A central theme is the variety of positions developed in response to the problem of how mental phenomena relate to the physical world. Several contributions examine early analytic accounts of mind–body parallelism, emergence, and antireductionism, highlighting both their internal diversity and their philosophical sophistication. These views are compared with contemporary positions in metaphysics of mind, especially with respect to mental causation and downward causation. By situating early British debates alongside current discussions, the conference seeks to show that many issues regarded as distinctively contemporary—such as the robustness of non-reductive physicalism or the metaphysical commitments of emergentism—were already articulated in rich and nuanced forms in the early analytic period.

Another important focus of the conference is the openness of early analytic philosophers to phenomena that now sit at the margins of mainstream philosophy of mind.
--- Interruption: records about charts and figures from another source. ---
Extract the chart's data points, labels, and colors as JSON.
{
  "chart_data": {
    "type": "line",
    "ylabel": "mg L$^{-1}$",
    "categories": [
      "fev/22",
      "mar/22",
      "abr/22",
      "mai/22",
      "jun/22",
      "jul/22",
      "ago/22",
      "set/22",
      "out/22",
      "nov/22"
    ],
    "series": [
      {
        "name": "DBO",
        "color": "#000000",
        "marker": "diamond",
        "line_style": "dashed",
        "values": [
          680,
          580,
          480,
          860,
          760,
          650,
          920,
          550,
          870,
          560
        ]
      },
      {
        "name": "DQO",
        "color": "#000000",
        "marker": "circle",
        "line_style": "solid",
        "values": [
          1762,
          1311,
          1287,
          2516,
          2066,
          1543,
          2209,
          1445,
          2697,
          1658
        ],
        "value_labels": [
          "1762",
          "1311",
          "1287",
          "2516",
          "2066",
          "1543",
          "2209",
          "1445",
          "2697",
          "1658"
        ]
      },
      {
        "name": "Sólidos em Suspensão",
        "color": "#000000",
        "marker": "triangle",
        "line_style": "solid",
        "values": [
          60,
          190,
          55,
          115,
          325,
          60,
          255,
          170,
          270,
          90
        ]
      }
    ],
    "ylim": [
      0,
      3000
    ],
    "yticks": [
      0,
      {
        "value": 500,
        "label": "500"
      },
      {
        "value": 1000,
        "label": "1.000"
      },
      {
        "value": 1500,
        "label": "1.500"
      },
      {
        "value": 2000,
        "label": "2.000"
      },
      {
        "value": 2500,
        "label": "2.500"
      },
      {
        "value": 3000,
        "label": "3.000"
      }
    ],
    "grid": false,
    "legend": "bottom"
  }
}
Figures such as C. D. Broad took parapsychological phenomena, including telepathy, seriously as potential data for metaphysical theorizing about consciousness. Rather than treating these interests as historical curiosities, the conference investigates their philosophical motivations and implications. In particular, it explores the idea that certain metaphysical commitments—especially versions of physicalism that regard qualia as objective features of the world—may have unexpected consequences for the possibility of intersubjective access to conscious experience.

Overall, the conference aims to challenge simplified narratives about early analytic metaphysics and to bring into view a tradition of metaphysical reflection on the mind that is both historically significant and philosophically fertile. By combining careful historical scholarship with systematic engagement, Early British Metaphysics of Mind seeks to foster dialogue between historians of philosophy and contemporary philosophers of mind, and to demonstrate the continuing relevance of early British analytic thought for current debates.